🤖 AI Summary
This work addresses the challenge of constructing a “virtual cell”—a computational system leveraging large language models (LLMs) to represent, predict, and reason about cellular states and behaviors—across three core tasks: cellular representation learning, perturbation response prediction, and gene regulatory inference. We propose a unified taxonomy distinguishing *predictive* and *agentic* LLM paradigms, and systematically survey existing models, datasets, and evaluation benchmarks. To tackle critical limitations in scalability, cross-condition generalization, and mechanistic interpretability, we integrate biological priors, scientific task orchestration, and multi-step reasoning techniques.

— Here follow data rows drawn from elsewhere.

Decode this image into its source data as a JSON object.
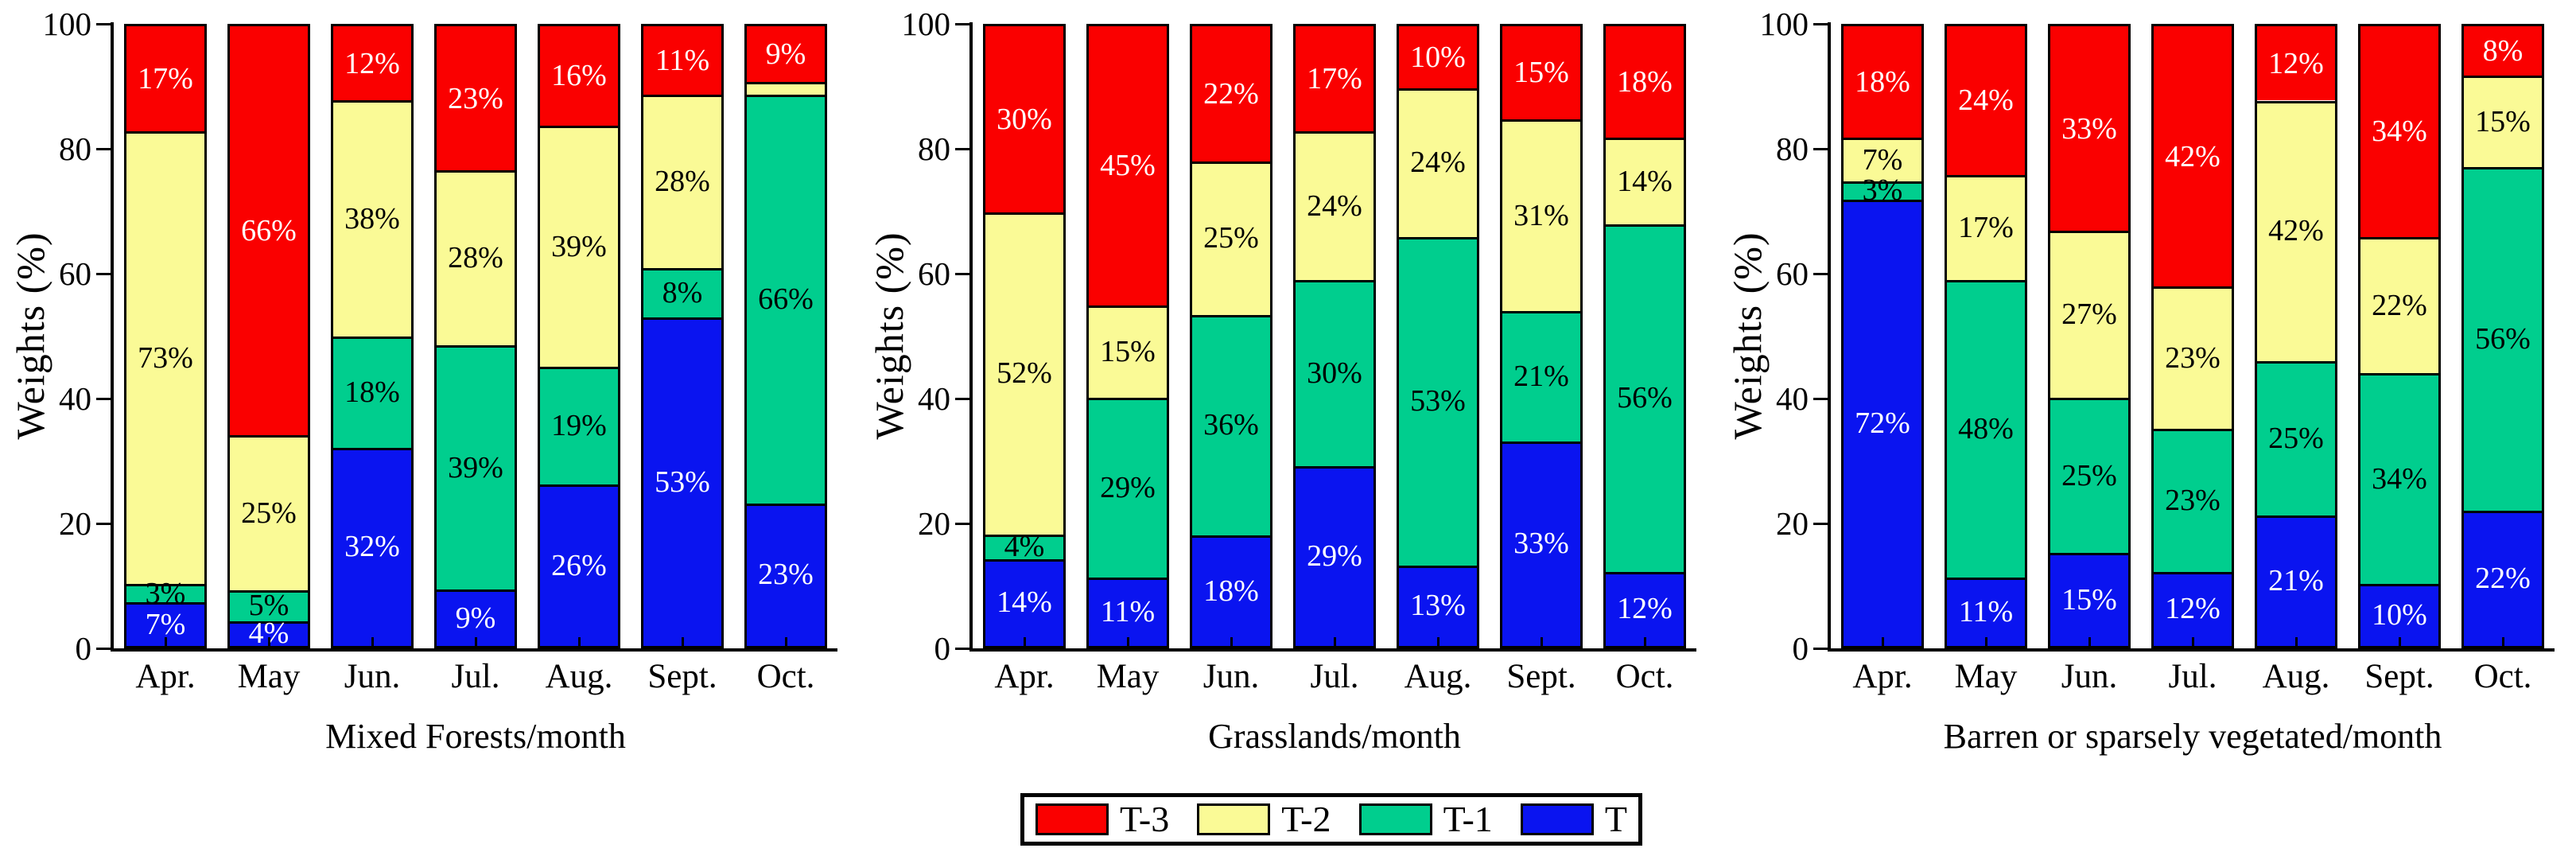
{
  "figure": {
    "ylabel": "Weights (%)",
    "background": "#FFFFFF",
    "legend": [
      {
        "label": "T-3",
        "color": "#FA0000"
      },
      {
        "label": "T-2",
        "color": "#FAFA96"
      },
      {
        "label": "T-1",
        "color": "#00CE8E"
      },
      {
        "label": "T",
        "color": "#0A14F0"
      }
    ],
    "legend_position": "bottom-center"
  },
  "chart_data": [
    {
      "type": "bar",
      "stacked": true,
      "title": "Mixed Forests/month",
      "xlabel": "Mixed Forests/month",
      "ylabel": "Weights (%)",
      "ylim": [
        0,
        100
      ],
      "yticks": [
        "0",
        "20",
        "40",
        "60",
        "80",
        "100"
      ],
      "grid": false,
      "categories": [
        "Apr.",
        "May",
        "Jun.",
        "Jul.",
        "Aug.",
        "Sept.",
        "Oct."
      ],
      "series": [
        {
          "name": "T",
          "color": "#0A14F0",
          "label_color": "#FFFFFF",
          "values": [
            7,
            4,
            32,
            9,
            26,
            53,
            23
          ],
          "labels": [
            "7%",
            "4%",
            "32%",
            "9%",
            "26%",
            "53%",
            "23%"
          ]
        },
        {
          "name": "T-1",
          "color": "#00CE8E",
          "label_color": "#000000",
          "values": [
            3,
            5,
            18,
            39,
            19,
            8,
            66
          ],
          "labels": [
            "3%",
            "5%",
            "18%",
            "39%",
            "19%",
            "8%",
            "66%"
          ]
        },
        {
          "name": "T-2",
          "color": "#FAFA96",
          "label_color": "#000000",
          "values": [
            73,
            25,
            38,
            28,
            39,
            28,
            2
          ],
          "labels": [
            "73%",
            "25%",
            "38%",
            "28%",
            "39%",
            "28%",
            ""
          ]
        },
        {
          "name": "T-3",
          "color": "#FA0000",
          "label_color": "#FFFFFF",
          "values": [
            17,
            66,
            12,
            23,
            16,
            11,
            9
          ],
          "labels": [
            "17%",
            "66%",
            "12%",
            "23%",
            "16%",
            "11%",
            "9%"
          ]
        }
      ]
    },
    {
      "type": "bar",
      "stacked": true,
      "title": "Grasslands/month",
      "xlabel": "Grasslands/month",
      "ylabel": "Weights (%)",
      "ylim": [
        0,
        100
      ],
      "yticks": [
        "0",
        "20",
        "40",
        "60",
        "80",
        "100"
      ],
      "grid": false,
      "categories": [
        "Apr.",
        "May",
        "Jun.",
        "Jul.",
        "Aug.",
        "Sept.",
        "Oct."
      ],
      "series": [
        {
          "name": "T",
          "color": "#0A14F0",
          "label_color": "#FFFFFF",
          "values": [
            14,
            11,
            18,
            29,
            13,
            33,
            12
          ],
          "labels": [
            "14%",
            "11%",
            "18%",
            "29%",
            "13%",
            "33%",
            "12%"
          ]
        },
        {
          "name": "T-1",
          "color": "#00CE8E",
          "label_color": "#000000",
          "values": [
            4,
            29,
            36,
            30,
            53,
            21,
            56
          ],
          "labels": [
            "4%",
            "29%",
            "36%",
            "30%",
            "53%",
            "21%",
            "56%"
          ]
        },
        {
          "name": "T-2",
          "color": "#FAFA96",
          "label_color": "#000000",
          "values": [
            52,
            15,
            25,
            24,
            24,
            31,
            14
          ],
          "labels": [
            "52%",
            "15%",
            "25%",
            "24%",
            "24%",
            "31%",
            "14%"
          ]
        },
        {
          "name": "T-3",
          "color": "#FA0000",
          "label_color": "#FFFFFF",
          "values": [
            30,
            45,
            22,
            17,
            10,
            15,
            18
          ],
          "labels": [
            "30%",
            "45%",
            "22%",
            "17%",
            "10%",
            "15%",
            "18%"
          ]
        }
      ]
    },
    {
      "type": "bar",
      "stacked": true,
      "title": "Barren or sparsely vegetated/month",
      "xlabel": "Barren or sparsely vegetated/month",
      "ylabel": "Weights (%)",
      "ylim": [
        0,
        100
      ],
      "yticks": [
        "0",
        "20",
        "40",
        "60",
        "80",
        "100"
      ],
      "grid": false,
      "categories": [
        "Apr.",
        "May",
        "Jun.",
        "Jul.",
        "Aug.",
        "Sept.",
        "Oct."
      ],
      "series": [
        {
          "name": "T",
          "color": "#0A14F0",
          "label_color": "#FFFFFF",
          "values": [
            72,
            11,
            15,
            12,
            21,
            10,
            22
          ],
          "labels": [
            "72%",
            "11%",
            "15%",
            "12%",
            "21%",
            "10%",
            "22%"
          ]
        },
        {
          "name": "T-1",
          "color": "#00CE8E",
          "label_color": "#000000",
          "values": [
            3,
            48,
            25,
            23,
            25,
            34,
            56
          ],
          "labels": [
            "3%",
            "48%",
            "25%",
            "23%",
            "25%",
            "34%",
            "56%"
          ]
        },
        {
          "name": "T-2",
          "color": "#FAFA96",
          "label_color": "#000000",
          "values": [
            7,
            17,
            27,
            23,
            42,
            22,
            15
          ],
          "labels": [
            "7%",
            "17%",
            "27%",
            "23%",
            "42%",
            "22%",
            "15%"
          ]
        },
        {
          "name": "T-3",
          "color": "#FA0000",
          "label_color": "#FFFFFF",
          "values": [
            18,
            24,
            33,
            42,
            12,
            34,
            8
          ],
          "labels": [
            "18%",
            "24%",
            "33%",
            "42%",
            "12%",
            "34%",
            "8%"
          ]
        }
      ]
    }
  ]
}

Our contribution is threefold: (1) a foundational theoretical framework for virtual cell research; (2) a practical methodology guide grounded in domain-aware LLM design; and (3) a forward-looking roadmap for advancing LLM-driven computational biology. This work significantly accelerates the paradigm shift toward biologically grounded, reasoning-capable AI in systems biology.
📝 Abstract
Large language models (LLMs) are transforming cellular biology by enabling the development of "virtual cells"--computational systems that represent, predict, and reason about cellular states and behaviors. This work provides a comprehensive review of LLMs for virtual cell modeling. We propose a unified taxonomy that organizes existing methods into two paradigms: LLMs as Oracles, for direct cellular modeling, and LLMs as Agents, for orchestrating complex scientific tasks. We identify three core tasks--cellular representation, perturbation prediction, and gene regulation inference--and review their associated models, datasets, evaluation benchmarks, as well as the critical challenges in scalability, generalizability, and interpretability.